There is one further element of safety and risk reduction that is probably not given consideration beyond specialist facilities and that is the risk of a door closer being used as a point of ligature.
Sensitive and uncomfortable as the subject might be, the risk should be recognised, perhaps particularly in educational learning and accommodation facilities.
Whilst full anti-ligature measures would be unnecessary, the risk can be significantly reduced by removing opportunity and certain types of concealed door closers can offer a useful alternative to their more obvious surface-mounted counterparts.
Great looking interiors are not the sole preserve of the designer who wishes to create interiors unencumbered by unattractive mechanical devices. Many health and care professionals recognise the contribution that more homely, less institutionalised interiors can make towards the well-being and recovery of clients in mental health, psychiatric and elderly care facilities.
The highly visible mechanical boxes and control arms that are unavoidable with surface-mounted door closers spoil the appearance of doors and decorative schemes, interfering with the designer’s vision. They can also result in interiors which have a functional rather than comfortable ambience.

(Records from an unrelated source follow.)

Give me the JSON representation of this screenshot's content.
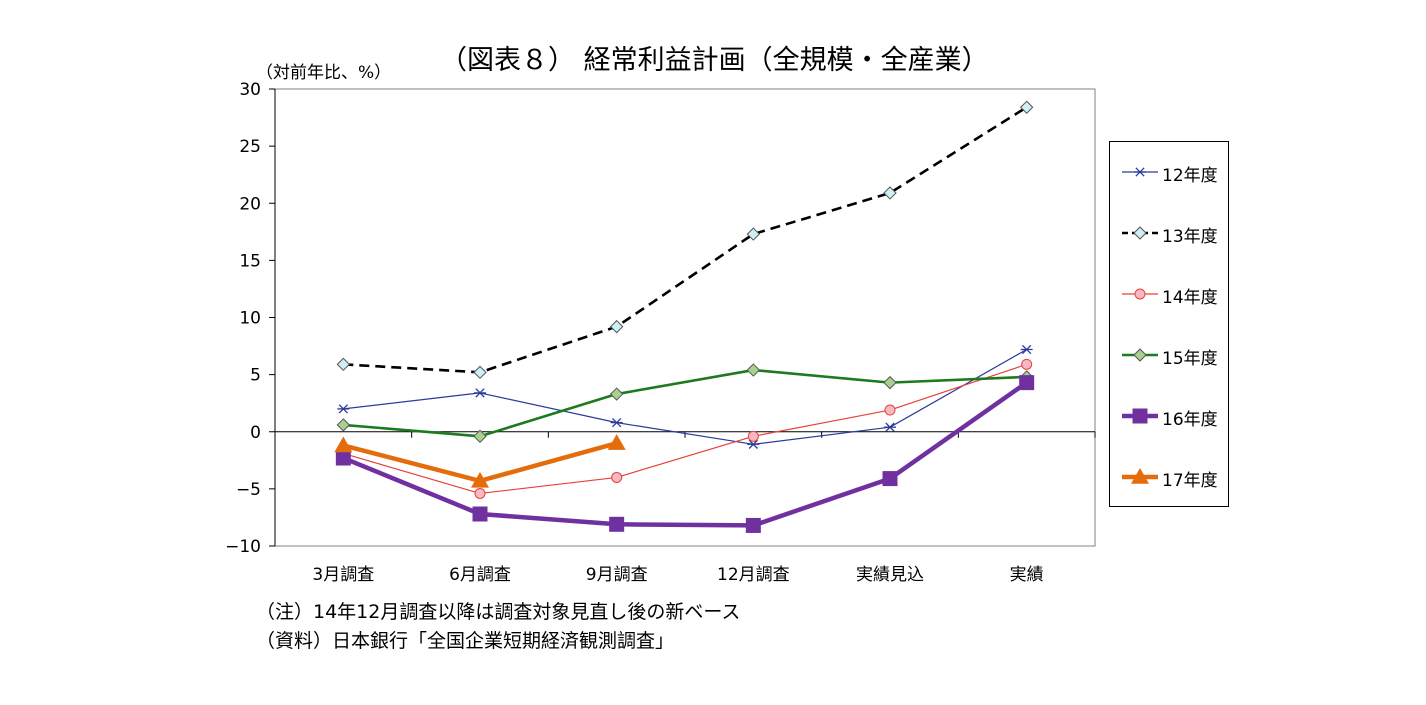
{
  "chart_data": {
    "type": "line",
    "title": "（図表８） 経常利益計画（全規模・全産業）",
    "ylabel": "（対前年比、%）",
    "xlabel": "",
    "categories": [
      "3月調査",
      "6月調査",
      "9月調査",
      "12月調査",
      "実績見込",
      "実績"
    ],
    "ylim": [
      -10,
      30
    ],
    "yticks": [
      "30",
      "25",
      "20",
      "15",
      "10",
      "5",
      "0",
      "−5",
      "−10"
    ],
    "ytick_values": [
      30,
      25,
      20,
      15,
      10,
      5,
      0,
      -5,
      -10
    ],
    "grid": false,
    "legend_position": "right",
    "series": [
      {
        "name": "12年度",
        "color": "#2b3a9c",
        "marker": "star",
        "dash": "solid",
        "weight": "thin",
        "values": [
          2.0,
          3.4,
          0.8,
          -1.1,
          0.4,
          7.2
        ]
      },
      {
        "name": "13年度",
        "color": "#000000",
        "marker": "diamond-open",
        "dash": "dashed",
        "weight": "medium",
        "values": [
          5.9,
          5.2,
          9.2,
          17.3,
          20.9,
          28.4
        ]
      },
      {
        "name": "14年度",
        "color": "#e8413c",
        "marker": "circle",
        "dash": "solid",
        "weight": "thin",
        "values": [
          -1.9,
          -5.4,
          -4.0,
          -0.4,
          1.9,
          5.9
        ]
      },
      {
        "name": "15年度",
        "color": "#1e7a1e",
        "marker": "diamond",
        "dash": "solid",
        "weight": "medium",
        "values": [
          0.6,
          -0.4,
          3.3,
          5.4,
          4.3,
          4.8
        ]
      },
      {
        "name": "16年度",
        "color": "#7030a0",
        "marker": "square",
        "dash": "solid",
        "weight": "thick",
        "values": [
          -2.3,
          -7.2,
          -8.1,
          -8.2,
          -4.1,
          4.3
        ]
      },
      {
        "name": "17年度",
        "color": "#e46c0a",
        "marker": "triangle",
        "dash": "solid",
        "weight": "thick",
        "values": [
          -1.2,
          -4.3,
          -1.0,
          null,
          null,
          null
        ]
      }
    ]
  },
  "notes": {
    "note1": "（注）14年12月調査以降は調査対象見直し後の新ベース",
    "note2": "（資料）日本銀行「全国企業短期経済観測調査」"
  }
}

Powermatic concealed door closers are jamb-mounted and present no such problems. Totally concealed when the door is closed and hardly noticeable when the door is open, such door closers offer the ideal solution for a wide variety of applications where aesthetics and comfort are valued.
Making the right choice
When selecting the right door closer for any fire or non-fire door situation, the first task will always be to ensure that the product meets the relevant performance requirements in terms of fire safety and accessibility. Once these criteria have been satisfied, other factors should be taken into consideration which can enhance the safety, comfort and well-being of the building’s users, and it is in such areas that Powermatic concealed door closers become the natural choice.